PROJECT WALKTHROUGHDatabase Diagram
A database diagram was created based on the database requirements and using the 8 CSV files. This diagram was used to help build the new database.

Database Tables
These SQL queries built the tables for the new database based on the database diagram. Each table was populated with the appropriate data from the CSV files.

SQL Query
A single SQL query was created to get the required data from the database for the 3 dashboards. This data source was added into Looker Studio to build the dashboards.

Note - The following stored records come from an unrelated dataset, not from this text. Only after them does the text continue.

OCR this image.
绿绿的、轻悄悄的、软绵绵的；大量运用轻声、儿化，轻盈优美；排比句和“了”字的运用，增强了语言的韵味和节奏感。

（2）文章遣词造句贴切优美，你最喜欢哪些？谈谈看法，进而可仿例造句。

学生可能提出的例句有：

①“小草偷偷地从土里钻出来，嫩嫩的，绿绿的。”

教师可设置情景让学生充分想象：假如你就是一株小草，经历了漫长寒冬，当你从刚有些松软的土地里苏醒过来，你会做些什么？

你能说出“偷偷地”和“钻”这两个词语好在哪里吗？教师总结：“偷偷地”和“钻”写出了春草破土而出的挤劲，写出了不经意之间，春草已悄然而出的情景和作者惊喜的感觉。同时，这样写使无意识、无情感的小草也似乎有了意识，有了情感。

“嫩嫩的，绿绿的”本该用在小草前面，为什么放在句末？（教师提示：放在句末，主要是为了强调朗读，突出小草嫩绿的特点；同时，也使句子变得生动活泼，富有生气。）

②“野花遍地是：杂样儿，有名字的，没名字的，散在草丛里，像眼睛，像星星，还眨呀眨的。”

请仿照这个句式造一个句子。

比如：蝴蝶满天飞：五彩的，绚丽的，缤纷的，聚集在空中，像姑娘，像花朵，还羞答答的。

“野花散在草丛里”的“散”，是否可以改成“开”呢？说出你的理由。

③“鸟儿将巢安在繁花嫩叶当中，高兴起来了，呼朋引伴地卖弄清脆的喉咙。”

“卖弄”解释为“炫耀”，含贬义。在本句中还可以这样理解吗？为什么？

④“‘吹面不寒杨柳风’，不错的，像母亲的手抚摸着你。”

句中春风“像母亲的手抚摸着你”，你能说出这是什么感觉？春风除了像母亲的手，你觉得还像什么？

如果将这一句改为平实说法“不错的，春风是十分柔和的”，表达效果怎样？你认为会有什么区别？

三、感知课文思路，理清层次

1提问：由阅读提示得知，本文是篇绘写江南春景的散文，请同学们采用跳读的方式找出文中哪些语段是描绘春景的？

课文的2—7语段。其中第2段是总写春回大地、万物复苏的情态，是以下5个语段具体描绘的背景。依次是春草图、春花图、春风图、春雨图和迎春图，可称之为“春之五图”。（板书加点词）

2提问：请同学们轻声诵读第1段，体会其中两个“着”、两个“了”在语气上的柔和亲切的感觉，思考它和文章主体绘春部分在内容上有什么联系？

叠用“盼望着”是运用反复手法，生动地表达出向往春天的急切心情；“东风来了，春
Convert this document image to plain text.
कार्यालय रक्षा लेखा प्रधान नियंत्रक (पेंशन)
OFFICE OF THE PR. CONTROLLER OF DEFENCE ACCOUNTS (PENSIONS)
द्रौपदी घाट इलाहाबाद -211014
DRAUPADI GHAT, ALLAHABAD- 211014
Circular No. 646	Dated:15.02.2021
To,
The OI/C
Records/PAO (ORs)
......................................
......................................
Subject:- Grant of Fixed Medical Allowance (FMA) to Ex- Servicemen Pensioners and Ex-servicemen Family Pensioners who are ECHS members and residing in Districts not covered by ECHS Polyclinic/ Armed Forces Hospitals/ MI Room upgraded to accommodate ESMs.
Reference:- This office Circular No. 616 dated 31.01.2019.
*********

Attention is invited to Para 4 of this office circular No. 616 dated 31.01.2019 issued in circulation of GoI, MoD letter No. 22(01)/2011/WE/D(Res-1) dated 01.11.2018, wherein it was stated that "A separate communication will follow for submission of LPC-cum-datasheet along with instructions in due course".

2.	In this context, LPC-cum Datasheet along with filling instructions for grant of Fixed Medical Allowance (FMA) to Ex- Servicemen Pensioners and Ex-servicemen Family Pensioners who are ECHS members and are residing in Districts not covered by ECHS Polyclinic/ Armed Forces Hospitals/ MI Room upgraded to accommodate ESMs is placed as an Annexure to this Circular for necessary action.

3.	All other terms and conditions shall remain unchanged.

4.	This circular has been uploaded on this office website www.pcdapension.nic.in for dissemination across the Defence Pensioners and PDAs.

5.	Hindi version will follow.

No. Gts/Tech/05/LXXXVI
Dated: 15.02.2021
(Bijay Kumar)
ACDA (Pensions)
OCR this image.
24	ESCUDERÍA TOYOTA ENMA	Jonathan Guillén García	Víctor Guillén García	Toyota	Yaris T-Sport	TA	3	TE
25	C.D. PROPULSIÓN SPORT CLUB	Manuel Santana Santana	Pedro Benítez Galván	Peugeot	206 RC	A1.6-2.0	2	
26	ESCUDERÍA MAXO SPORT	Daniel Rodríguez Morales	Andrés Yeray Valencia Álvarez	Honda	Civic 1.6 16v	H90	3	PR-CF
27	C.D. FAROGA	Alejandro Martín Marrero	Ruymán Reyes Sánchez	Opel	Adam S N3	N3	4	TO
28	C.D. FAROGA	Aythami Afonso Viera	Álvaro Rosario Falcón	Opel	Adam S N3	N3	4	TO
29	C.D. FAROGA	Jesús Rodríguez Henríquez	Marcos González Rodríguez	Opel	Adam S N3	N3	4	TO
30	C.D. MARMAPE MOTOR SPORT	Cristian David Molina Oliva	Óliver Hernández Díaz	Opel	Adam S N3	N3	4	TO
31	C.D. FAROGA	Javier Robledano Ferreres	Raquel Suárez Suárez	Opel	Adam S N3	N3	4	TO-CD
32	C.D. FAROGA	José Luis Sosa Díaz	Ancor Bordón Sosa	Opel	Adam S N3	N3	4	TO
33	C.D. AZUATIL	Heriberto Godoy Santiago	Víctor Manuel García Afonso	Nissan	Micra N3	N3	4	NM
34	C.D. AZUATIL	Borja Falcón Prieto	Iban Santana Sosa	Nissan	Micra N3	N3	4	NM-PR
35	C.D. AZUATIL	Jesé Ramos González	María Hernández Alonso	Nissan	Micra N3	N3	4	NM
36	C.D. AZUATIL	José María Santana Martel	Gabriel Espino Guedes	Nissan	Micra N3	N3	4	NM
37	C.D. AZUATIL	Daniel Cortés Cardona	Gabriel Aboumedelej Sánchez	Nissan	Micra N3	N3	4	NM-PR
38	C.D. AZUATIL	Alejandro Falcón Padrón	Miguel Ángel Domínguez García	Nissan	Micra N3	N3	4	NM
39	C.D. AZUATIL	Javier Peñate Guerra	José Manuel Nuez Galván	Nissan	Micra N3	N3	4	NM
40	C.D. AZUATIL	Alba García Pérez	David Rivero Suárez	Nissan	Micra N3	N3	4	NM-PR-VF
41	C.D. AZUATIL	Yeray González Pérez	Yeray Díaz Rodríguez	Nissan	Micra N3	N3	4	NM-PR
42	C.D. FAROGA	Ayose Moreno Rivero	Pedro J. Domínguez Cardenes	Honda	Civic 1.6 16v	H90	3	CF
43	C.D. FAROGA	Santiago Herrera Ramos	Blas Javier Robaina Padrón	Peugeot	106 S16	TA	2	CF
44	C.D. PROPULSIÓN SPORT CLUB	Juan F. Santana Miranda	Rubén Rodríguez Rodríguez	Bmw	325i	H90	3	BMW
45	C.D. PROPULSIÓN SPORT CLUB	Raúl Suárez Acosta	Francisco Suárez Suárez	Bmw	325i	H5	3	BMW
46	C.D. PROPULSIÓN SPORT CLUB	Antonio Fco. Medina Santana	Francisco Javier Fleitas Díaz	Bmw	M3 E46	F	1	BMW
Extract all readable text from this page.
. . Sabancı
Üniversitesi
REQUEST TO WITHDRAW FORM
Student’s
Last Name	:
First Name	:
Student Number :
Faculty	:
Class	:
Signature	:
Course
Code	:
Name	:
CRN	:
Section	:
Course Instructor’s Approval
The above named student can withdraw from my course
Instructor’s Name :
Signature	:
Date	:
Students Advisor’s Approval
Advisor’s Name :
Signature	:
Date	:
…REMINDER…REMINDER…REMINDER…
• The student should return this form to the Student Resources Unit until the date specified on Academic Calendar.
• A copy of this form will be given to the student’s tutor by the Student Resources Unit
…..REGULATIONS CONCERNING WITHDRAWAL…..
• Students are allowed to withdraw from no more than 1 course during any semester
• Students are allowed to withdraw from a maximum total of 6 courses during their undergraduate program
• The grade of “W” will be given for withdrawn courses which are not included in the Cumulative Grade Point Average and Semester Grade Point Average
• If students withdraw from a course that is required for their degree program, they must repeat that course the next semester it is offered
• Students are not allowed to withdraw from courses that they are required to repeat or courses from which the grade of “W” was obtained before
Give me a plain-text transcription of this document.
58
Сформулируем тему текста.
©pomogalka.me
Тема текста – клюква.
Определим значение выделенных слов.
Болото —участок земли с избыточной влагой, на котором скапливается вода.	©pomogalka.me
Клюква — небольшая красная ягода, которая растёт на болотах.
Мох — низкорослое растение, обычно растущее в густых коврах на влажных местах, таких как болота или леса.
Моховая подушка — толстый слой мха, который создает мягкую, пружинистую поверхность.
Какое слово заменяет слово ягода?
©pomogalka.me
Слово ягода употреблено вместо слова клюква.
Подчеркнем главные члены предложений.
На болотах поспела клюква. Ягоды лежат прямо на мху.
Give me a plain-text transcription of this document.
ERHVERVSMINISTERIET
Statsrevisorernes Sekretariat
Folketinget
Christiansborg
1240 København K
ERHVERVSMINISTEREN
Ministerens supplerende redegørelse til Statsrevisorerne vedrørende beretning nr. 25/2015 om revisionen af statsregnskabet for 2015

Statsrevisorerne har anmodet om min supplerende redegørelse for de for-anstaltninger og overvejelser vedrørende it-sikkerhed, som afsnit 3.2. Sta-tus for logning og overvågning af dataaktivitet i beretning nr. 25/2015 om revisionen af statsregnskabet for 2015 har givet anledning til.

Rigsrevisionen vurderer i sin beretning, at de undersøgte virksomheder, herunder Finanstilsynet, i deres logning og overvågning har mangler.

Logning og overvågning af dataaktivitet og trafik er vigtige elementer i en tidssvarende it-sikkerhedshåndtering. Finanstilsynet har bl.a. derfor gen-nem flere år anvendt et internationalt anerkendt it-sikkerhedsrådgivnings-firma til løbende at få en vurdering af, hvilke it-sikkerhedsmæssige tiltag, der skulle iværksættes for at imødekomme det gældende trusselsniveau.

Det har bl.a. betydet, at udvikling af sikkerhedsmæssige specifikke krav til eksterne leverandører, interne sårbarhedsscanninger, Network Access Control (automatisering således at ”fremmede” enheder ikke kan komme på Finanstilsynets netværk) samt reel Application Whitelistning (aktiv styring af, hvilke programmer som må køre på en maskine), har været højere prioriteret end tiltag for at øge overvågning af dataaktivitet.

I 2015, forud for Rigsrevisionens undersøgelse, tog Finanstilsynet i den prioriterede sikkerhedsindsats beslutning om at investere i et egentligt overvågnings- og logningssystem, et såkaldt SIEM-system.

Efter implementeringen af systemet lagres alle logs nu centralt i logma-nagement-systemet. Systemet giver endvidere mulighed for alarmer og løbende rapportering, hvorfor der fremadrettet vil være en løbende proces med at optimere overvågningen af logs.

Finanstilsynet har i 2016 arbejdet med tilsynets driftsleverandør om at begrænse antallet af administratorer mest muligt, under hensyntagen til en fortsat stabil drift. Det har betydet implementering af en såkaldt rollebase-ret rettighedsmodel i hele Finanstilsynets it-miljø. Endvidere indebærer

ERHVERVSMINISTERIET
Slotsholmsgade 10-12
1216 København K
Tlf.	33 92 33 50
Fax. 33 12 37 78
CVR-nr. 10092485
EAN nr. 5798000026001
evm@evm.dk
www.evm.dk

Looker Studio Data Updates
A few data updates were created in the process of building these dashboards:

Agent Name
Populate agent name where the value is null.

Company Name
Populate company name where the value is null.

Country
Populate country where the value is null.

Meal Type
Populate meal type where the value is undefined.

Repeated Guest
Changed the Boolean value to 'Yes' or 'No'.

Looker Studio Calculations
A few calculations were created in the process of building these dashboards:

Room Type Changes*
Used to help get a count of rooms changed after the original reservation.

% of Guests - Adult*
Percentage of adult reservations.

% of Guests - Children
Percentage of children reservations.

% of Guests - Babies
Percentage of baby reservations.

Avg Party Size
Average number of guests.

Total Guests
Total number of guests.

Interests
Data specific questions for ACME Hotels to look into could be:
    - Why is there a lot of "Not Specified" data for Agent and Company Names?
    - Would it make sense to drop low producing segments and distribution channels?
    - Is there a reason why 97% of reservations are not repeat customers?
    - Is there a common reason for Room Type changes?
    - Are there common special requests that could be implemented before guests arrive?